4. ‘Stand Back’ (1983)

In a recent interview with Rolling Stone, Nicks’ recalled her “strange friendship” with the late pop icon, Prince. The pair were a musical match made in heaven – and ‘Stand Back’ embodies that, marrying Nicks’ mystifying lyricism with a gritty, energised melody inspired by Prince’s ‘Little Red Corvette’. When she was in the draft stages of writing the track, Nicks phoned Prince to run the tune by him: “I phoned Prince out of the blue, hummed a melody, and he listened. He came over within the hour. He listened again, and I said, ‘Do you hate it?’ He said, ‘No,’ and walked over to the synthesizers that were set up, was absolutely brilliant for about twenty-five minutes, and then left. He was so uncanny, so wild, he spoiled me for every band I’ve ever had because nobody can exactly re-create—not even with two piano players—what Prince did all by his little self.”
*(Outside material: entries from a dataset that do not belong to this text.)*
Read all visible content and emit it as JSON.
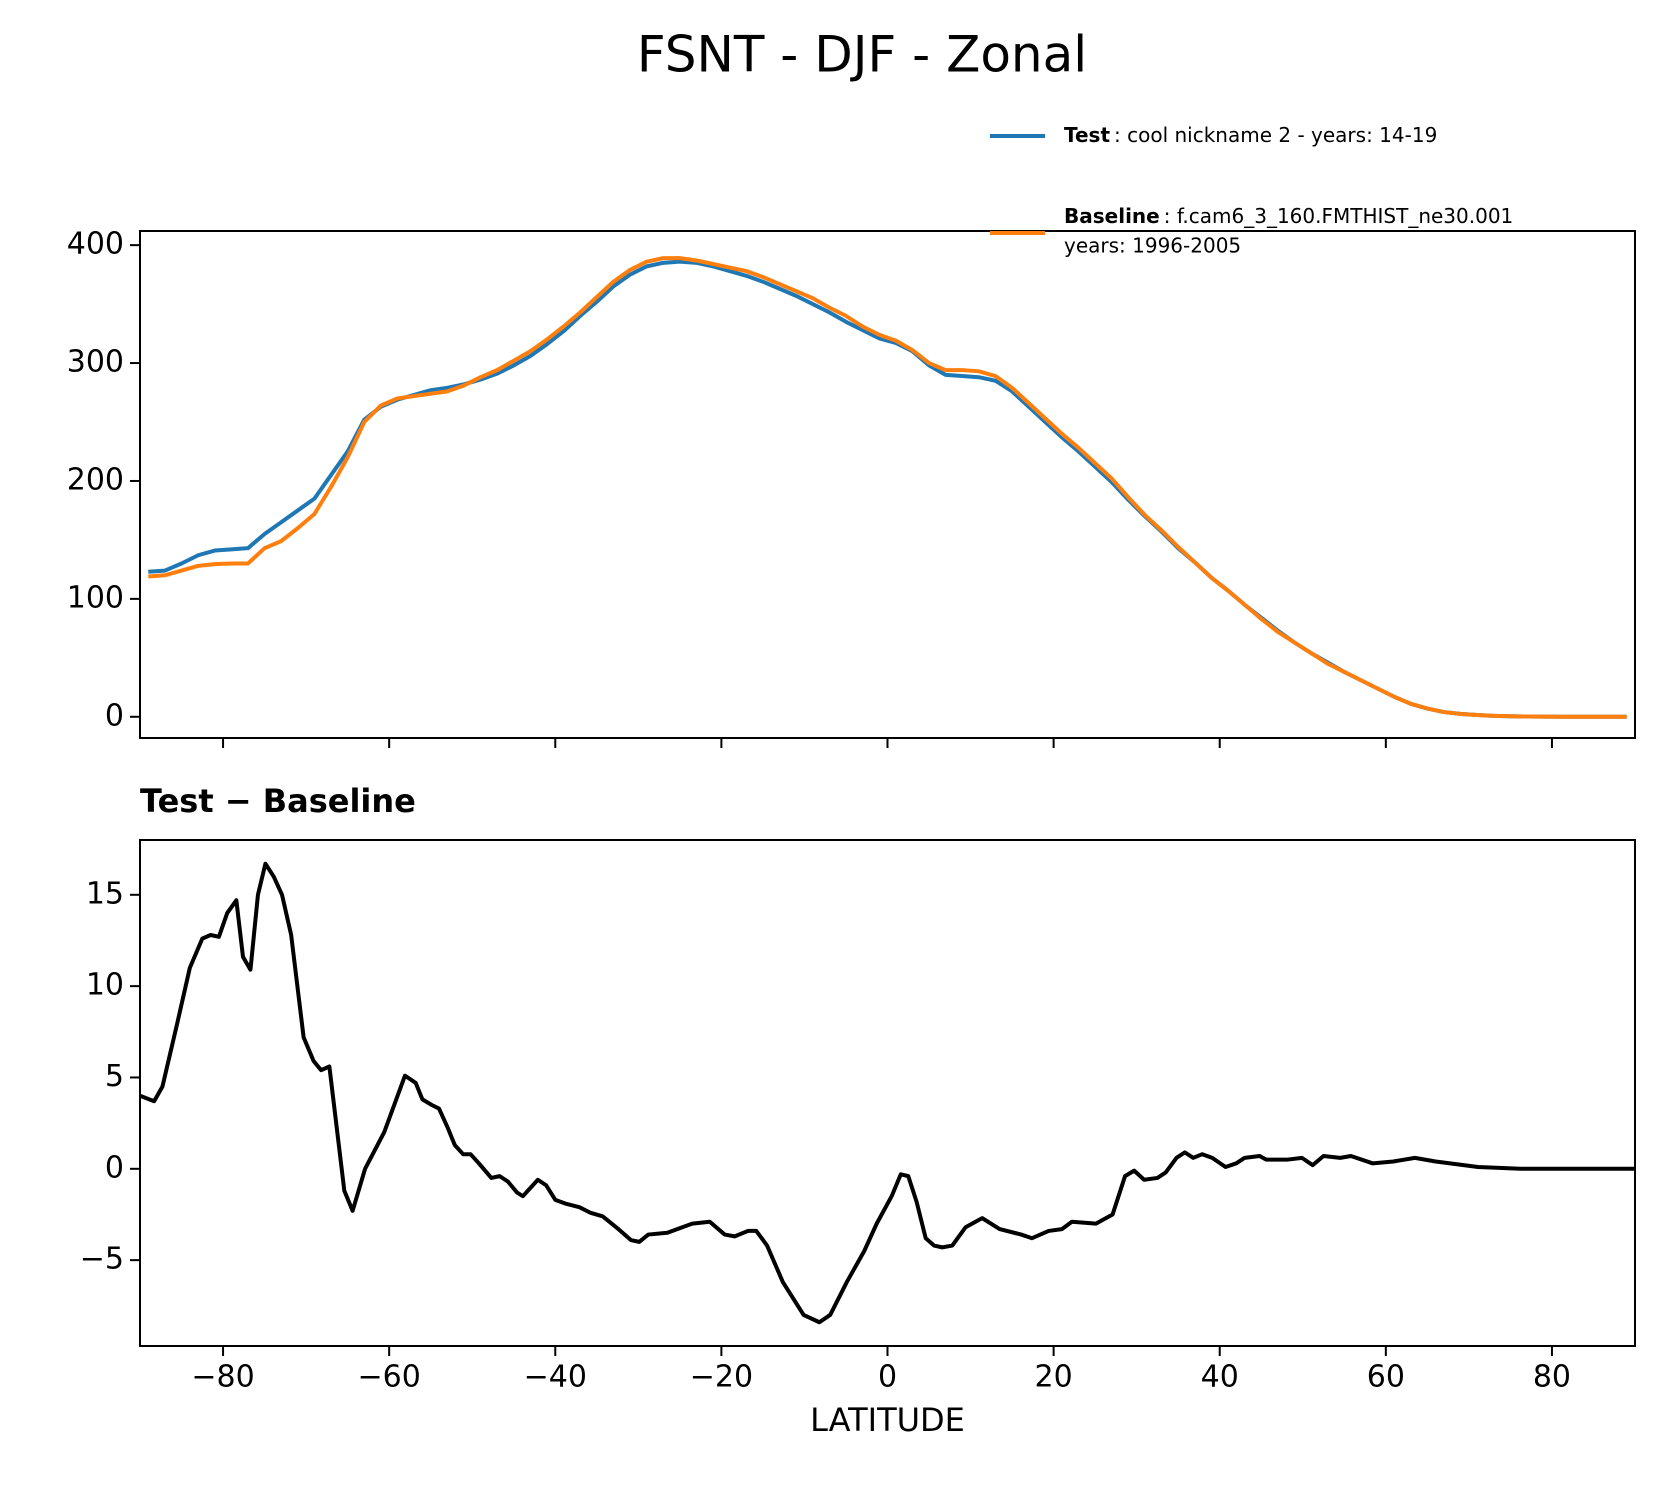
{
  "title": "FSNT - DJF - Zonal",
  "chart_data": [
    {
      "type": "line",
      "x": [
        -89,
        -87,
        -85,
        -83,
        -81,
        -79,
        -77,
        -75,
        -73,
        -71,
        -69,
        -67,
        -65,
        -63,
        -61,
        -59,
        -57,
        -55,
        -53,
        -51,
        -49,
        -47,
        -45,
        -43,
        -41,
        -39,
        -37,
        -35,
        -33,
        -31,
        -29,
        -27,
        -25,
        -23,
        -21,
        -19,
        -17,
        -15,
        -13,
        -11,
        -9,
        -7,
        -5,
        -3,
        -1,
        1,
        3,
        5,
        7,
        9,
        11,
        13,
        15,
        17,
        19,
        21,
        23,
        25,
        27,
        29,
        31,
        33,
        35,
        37,
        39,
        41,
        43,
        45,
        47,
        49,
        51,
        53,
        55,
        57,
        59,
        61,
        63,
        65,
        67,
        69,
        71,
        73,
        75,
        77,
        79,
        81,
        83,
        85,
        87,
        89
      ],
      "series": [
        {
          "name": "Test",
          "label_lines": [
            ": cool nickname 2 - years: 14-19"
          ],
          "color": "#1f77b4",
          "values": [
            123,
            124,
            130,
            137,
            141,
            142,
            143,
            155,
            165,
            175,
            185,
            205,
            225,
            252,
            263,
            269,
            273,
            277,
            279,
            282,
            286,
            291,
            298,
            306,
            316,
            327,
            340,
            352,
            365,
            375,
            382,
            385,
            386,
            385,
            382,
            378,
            374,
            369,
            363,
            357,
            350,
            343,
            335,
            328,
            321,
            317,
            310,
            298,
            290,
            289,
            288,
            285,
            276,
            263,
            250,
            237,
            225,
            212,
            199,
            184,
            170,
            157,
            143,
            131,
            118,
            107,
            95,
            84,
            73,
            63,
            54,
            46,
            38,
            31,
            24,
            17,
            11,
            7,
            4,
            2.5,
            1.5,
            0.8,
            0.4,
            0.2,
            0.1,
            0,
            0,
            0,
            0,
            0
          ]
        },
        {
          "name": "Baseline",
          "label_lines": [
            ": f.cam6_3_160.FMTHIST_ne30.001",
            "years: 1996-2005"
          ],
          "color": "#ff7f0e",
          "values": [
            119,
            120,
            124,
            128,
            129.5,
            130,
            130,
            143,
            149,
            160,
            172,
            195,
            220,
            250,
            264,
            270,
            272,
            274,
            276,
            281,
            288,
            294,
            302,
            310,
            320,
            331,
            343,
            356,
            369,
            379,
            386,
            389,
            389,
            387,
            384,
            381,
            378,
            373,
            367,
            361,
            355,
            347,
            340,
            331,
            324,
            319,
            311,
            300,
            294,
            294,
            293,
            289,
            279,
            266,
            253,
            240,
            228,
            215,
            202,
            186,
            171,
            158,
            144,
            131,
            118,
            107,
            95,
            83,
            72,
            63,
            54,
            45,
            38,
            31,
            24,
            17,
            11,
            7,
            4,
            2.4,
            1.5,
            0.8,
            0.4,
            0.2,
            0.1,
            0,
            0,
            0,
            0,
            0
          ]
        }
      ],
      "xlim": [
        -90,
        90
      ],
      "xticks": [
        -80,
        -60,
        -40,
        -20,
        0,
        20,
        40,
        60,
        80
      ],
      "ylim": [
        -18,
        412
      ],
      "yticks": [
        0,
        100,
        200,
        300,
        400
      ]
    },
    {
      "type": "line",
      "subtitle": "Test − Baseline",
      "xlabel": "LATITUDE",
      "x": [
        -90,
        -88.3,
        -87.3,
        -85.5,
        -84,
        -82.5,
        -81.5,
        -80.5,
        -79.5,
        -78.4,
        -77.6,
        -76.7,
        -75.8,
        -74.9,
        -73.9,
        -72.9,
        -71.8,
        -70.3,
        -69.1,
        -68.2,
        -67.2,
        -65.4,
        -64.4,
        -62.9,
        -60.6,
        -58.1,
        -56.8,
        -56,
        -54.9,
        -54,
        -53,
        -52.1,
        -51.1,
        -50.2,
        -49.2,
        -47.7,
        -46.7,
        -45.7,
        -44.6,
        -43.9,
        -42.1,
        -41.1,
        -40,
        -38.8,
        -37.1,
        -35.8,
        -34.3,
        -32.4,
        -30.9,
        -29.9,
        -28.8,
        -26.5,
        -24.7,
        -23.5,
        -21.4,
        -19.6,
        -18.4,
        -16.8,
        -15.8,
        -14.5,
        -12.6,
        -10.1,
        -8.2,
        -6.9,
        -4.9,
        -2.8,
        -1.3,
        0.5,
        1.6,
        2.5,
        3.5,
        4.6,
        5.6,
        6.6,
        7.8,
        9.4,
        11.4,
        13.5,
        16.1,
        17.4,
        19.4,
        21,
        22.2,
        25.1,
        27.1,
        28.6,
        29.7,
        30.9,
        32.5,
        33.5,
        34.8,
        35.8,
        36.8,
        37.9,
        39.1,
        40.7,
        42,
        43,
        44.8,
        45.6,
        48.1,
        49.9,
        51.2,
        52.5,
        54.5,
        55.8,
        58.4,
        60.9,
        63.5,
        66,
        71.1,
        76.2,
        90
      ],
      "series": [
        {
          "color": "#000000",
          "values": [
            4.0,
            3.7,
            4.5,
            8,
            11,
            12.6,
            12.8,
            12.7,
            14,
            14.7,
            11.6,
            10.9,
            15,
            16.7,
            16,
            15,
            12.8,
            7.2,
            5.9,
            5.4,
            5.6,
            -1.2,
            -2.3,
            0,
            2,
            5.1,
            4.7,
            3.8,
            3.5,
            3.3,
            2.3,
            1.3,
            0.8,
            0.8,
            0.3,
            -0.5,
            -0.4,
            -0.7,
            -1.3,
            -1.5,
            -0.6,
            -0.9,
            -1.7,
            -1.9,
            -2.1,
            -2.4,
            -2.6,
            -3.3,
            -3.9,
            -4.0,
            -3.6,
            -3.5,
            -3.2,
            -3.0,
            -2.9,
            -3.6,
            -3.7,
            -3.4,
            -3.4,
            -4.2,
            -6.2,
            -8.0,
            -8.4,
            -8.0,
            -6.2,
            -4.5,
            -3.0,
            -1.5,
            -0.3,
            -0.4,
            -1.8,
            -3.8,
            -4.2,
            -4.3,
            -4.2,
            -3.2,
            -2.7,
            -3.3,
            -3.6,
            -3.8,
            -3.4,
            -3.3,
            -2.9,
            -3.0,
            -2.5,
            -0.4,
            -0.1,
            -0.6,
            -0.5,
            -0.2,
            0.6,
            0.9,
            0.6,
            0.8,
            0.6,
            0.1,
            0.3,
            0.6,
            0.7,
            0.5,
            0.5,
            0.6,
            0.2,
            0.7,
            0.6,
            0.7,
            0.3,
            0.4,
            0.6,
            0.4,
            0.1,
            0,
            0
          ]
        }
      ],
      "xlim": [
        -90,
        90
      ],
      "xticks": [
        {
          "value": -80,
          "label": "−80"
        },
        {
          "value": -60,
          "label": "−60"
        },
        {
          "value": -40,
          "label": "−40"
        },
        {
          "value": -20,
          "label": "−20"
        },
        0,
        20,
        40,
        60,
        80
      ],
      "ylim": [
        -9.7,
        18
      ],
      "yticks": [
        {
          "value": -5,
          "label": "−5"
        },
        0,
        5,
        10,
        15
      ]
    }
  ]
}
3. ‘Planets of the Universe’ (2001)

Initially recorded as a demo for Fleetwood Mac’s Rumours, ‘Planets of the Universe’ certainly wouldn’t feel out of place among the turbulent themes of disintegrating relationships which permeated in the 1977 release. Nicks re-recorded the track as a solo endeavor for her 2001 release Trouble in Shangri-La. It boasted a Grammy nomination for Best Female Rock Vocal Performance and a top spot on the dance club charts.

2. ‘Edge of Seventeen’ (1981)

 At first glance, you might think this track is about an older woman seducing a younger man. But Nicks’ music has never been without enigma, and nowhere is that more clear than the perplexing lyrics and haunting intensity which come into play on ‘Edge of Seventeen’. Born from a conversation Nicks had with Tom Petty’s wife Jane about how the couple met (“She told me that when she met Tom he was ‘at the age of seventeen’,” the singer told NBC Radio’s The Source in 1981. “But she had this incredible Southern drawl so it sounded like ‘edge of seventeen’.”), it was initially meant to be about Tom and Jane’s relationship, but soon came to represent violent death, influenced by the sudden passing of Nicks’ uncle and Beatles icon John Lennon, with the lines “words from a poet and a voice from a choir” and “white-winged dove” both referring to the late Lennon.

1. ‘Gold Dust Woman’ (1977)

Drugs, leaving a bad relationship, and the trapping intensity of being a member of Fleetwood Mac in 1977: ‘Gold Dust Woman’ is absolutely overwhelming. Written during the band’s turbulent sessions for Rumours, which were notoriously fuelled with break-ups, strife, and high cocaine consumption; it stands as an example of Nicks’ symbolic lyricism, and her strength to create something undeniably beautiful in her lowest moments.